I want to keep the collection, regardless of how yellow its pages or how little I use it. Actually, I haven’t cracked one of the green-and-cream books in forever. I now do almost all my research online because the information is more up to date, not to mention easier and faster to find.
Still. Still. This encyclopedia has meaning beyond its alphabetical entries and thorough cross-references. I’ve had it for at least as long as I can remember. Stacked on a bookshelf, gold lettering a beacon of knowledge, it serves as a reminder of childhood, of my early curiosity about things beyond the strict parameters of our household. Surely its purchase must have meant a huge sacrifice for my Cuban exile parents.
But where to put it? Keeping it means I have to toss something else off my bookshelves, something I also treasure: novels autographed by Russell Banks and Edwidge Danticat, books by writer friends, a collection of Miami and Florida references. An impossible choice.
So … I’ve been keeping the World Book tomes in boxes that collect dust in a closet, useful to no one and a sore spot for other members of the family. Now we need the space in that corner.
“Get rid of it already,” The Hubby insists. “It’s attracting roaches.”

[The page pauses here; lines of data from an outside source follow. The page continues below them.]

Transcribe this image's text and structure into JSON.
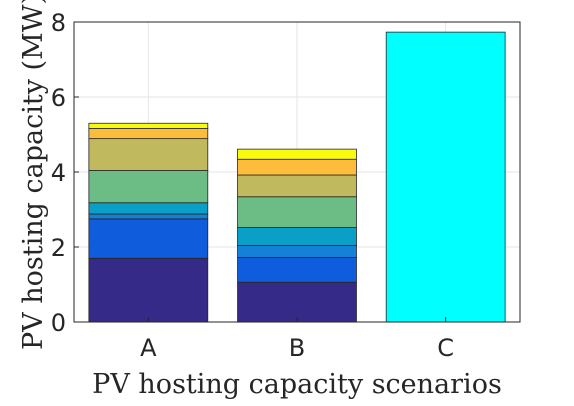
{
  "chart_data": {
    "type": "bar",
    "stacked": true,
    "title": "",
    "xlabel": "PV hosting capacity scenarios",
    "ylabel": "PV hosting capacity (MW)",
    "ylim": [
      0,
      8
    ],
    "yticks": [
      0,
      2,
      4,
      6,
      8
    ],
    "grid": true,
    "legend": "none",
    "categories": [
      "A",
      "B",
      "C"
    ],
    "stacks": [
      {
        "category": "A",
        "segments": [
          {
            "value": 1.7,
            "color": "#352a87"
          },
          {
            "value": 1.05,
            "color": "#0f5cdd"
          },
          {
            "value": 0.13,
            "color": "#1481d6"
          },
          {
            "value": 0.3,
            "color": "#0a9fc7"
          },
          {
            "value": 0.86,
            "color": "#6cbc85"
          },
          {
            "value": 0.85,
            "color": "#c0b95d"
          },
          {
            "value": 0.27,
            "color": "#fcbd3c"
          },
          {
            "value": 0.14,
            "color": "#f9fb0e"
          }
        ]
      },
      {
        "category": "B",
        "segments": [
          {
            "value": 1.06,
            "color": "#352a87"
          },
          {
            "value": 0.66,
            "color": "#0f5cdd"
          },
          {
            "value": 0.32,
            "color": "#1481d6"
          },
          {
            "value": 0.48,
            "color": "#0a9fc7"
          },
          {
            "value": 0.82,
            "color": "#6cbc85"
          },
          {
            "value": 0.58,
            "color": "#c0b95d"
          },
          {
            "value": 0.42,
            "color": "#fcbd3c"
          },
          {
            "value": 0.27,
            "color": "#f9fb0e"
          }
        ]
      },
      {
        "category": "C",
        "segments": [
          {
            "value": 7.73,
            "color": "#00ffff"
          }
        ]
      }
    ]
  }
}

I don’t see any bugs scurrying about, but I buy roach traps at the supermarket anyway and set them out. That, however, doesn’t solve the space problem.
I take a different tack. I tell The Hubby that I’m keeping the encyclopedia for the next generation, a sort of inheritance in the same way silver or jewelry is handed down in other families.

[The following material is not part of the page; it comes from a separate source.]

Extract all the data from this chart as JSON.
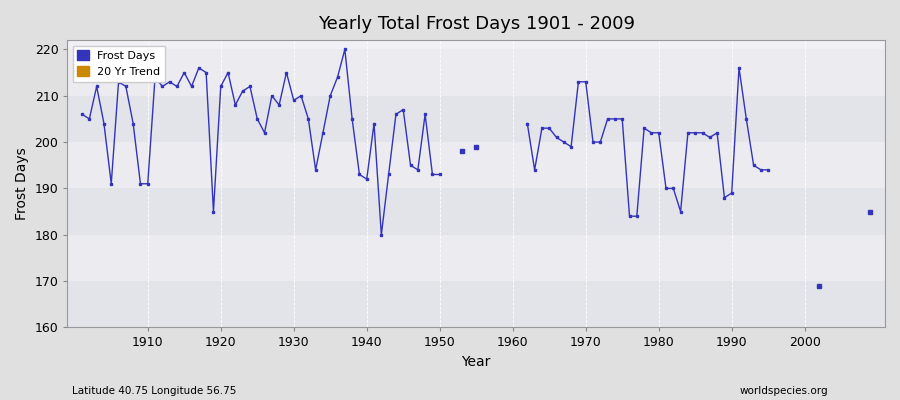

In fact, I may not leave the Hope diamond to my granddaughters, but I have three boxes of vinyl LPs that must be worth something. The Beatles. Marilyn McCoo and Billy Davis Jr. Jim Croce. Chicago. Bread. Al Stewart. Dionne Warwick. I don’t expect great wealth from this cache, but maybe the collection, with the encyclopedia thrown in, can fund a college education.
The other morning I searched “1966 World Book” on the Internet. I was shocked. Shocked, I tell you. Lots of people are auctioning their encyclopedias on eBay. The highest asking bid: $119. On Amazon, the price starts at $185. That wouldn’t buy a single textbook!

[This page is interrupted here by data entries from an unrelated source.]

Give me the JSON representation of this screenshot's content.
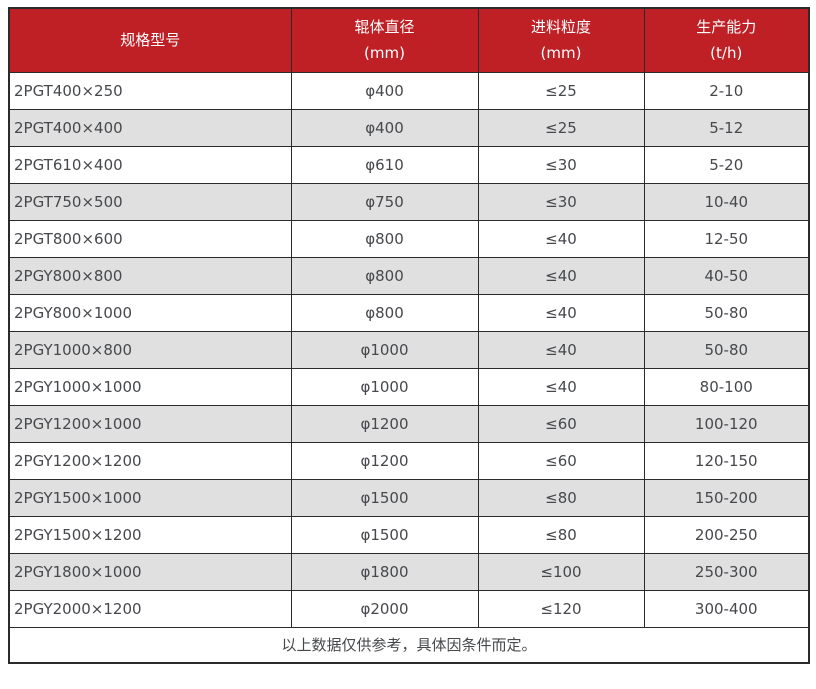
{
  "table": {
    "headers": [
      {
        "title": "规格型号",
        "unit": ""
      },
      {
        "title": "辊体直径",
        "unit": "(mm)"
      },
      {
        "title": "进料粒度",
        "unit": "(mm)"
      },
      {
        "title": "生产能力",
        "unit": "(t/h)"
      }
    ],
    "rows": [
      [
        "2PGT400×250",
        "φ400",
        "≤25",
        "2-10"
      ],
      [
        "2PGT400×400",
        "φ400",
        "≤25",
        "5-12"
      ],
      [
        "2PGT610×400",
        "φ610",
        "≤30",
        "5-20"
      ],
      [
        "2PGT750×500",
        "φ750",
        "≤30",
        "10-40"
      ],
      [
        "2PGT800×600",
        "φ800",
        "≤40",
        "12-50"
      ],
      [
        "2PGY800×800",
        "φ800",
        "≤40",
        "40-50"
      ],
      [
        "2PGY800×1000",
        "φ800",
        "≤40",
        "50-80"
      ],
      [
        "2PGY1000×800",
        "φ1000",
        "≤40",
        "50-80"
      ],
      [
        "2PGY1000×1000",
        "φ1000",
        "≤40",
        "80-100"
      ],
      [
        "2PGY1200×1000",
        "φ1200",
        "≤60",
        "100-120"
      ],
      [
        "2PGY1200×1200",
        "φ1200",
        "≤60",
        "120-150"
      ],
      [
        "2PGY1500×1000",
        "φ1500",
        "≤80",
        "150-200"
      ],
      [
        "2PGY1500×1200",
        "φ1500",
        "≤80",
        "200-250"
      ],
      [
        "2PGY1800×1000",
        "φ1800",
        "≤100",
        "250-300"
      ],
      [
        "2PGY2000×1200",
        "φ2000",
        "≤120",
        "300-400"
      ]
    ],
    "footer_note": "以上数据仅供参考，具体因条件而定。"
  },
  "colors": {
    "header_bg": "#be2026",
    "header_text": "#ffffff",
    "row_alt_bg": "#e0e0e0",
    "body_text": "#46484c",
    "grid_border": "#2b2b2b"
  }
}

I didn’t even bother researching the vinyl.
Like the friend who believes she’ll make a fortune on the vintage wind-up movie camera she discovered while cleaning out her mother’s apartment, I’ve watched too many episodes of Antiques Roadshow and Pawn Stars. Everybody thinks they have a priceless soup tureen in the attic and a long-lost early Picasso on the wall. The truth tends to be more pedestrian.
Huge closets and cheap storage units have turned on its head the old saw about one man’s trash being another’s treasure. There’s plenty of trash waiting in the dark recesses of our homes, and all the so-called treasures — well, they’re already for sale on the Web. For a pittance.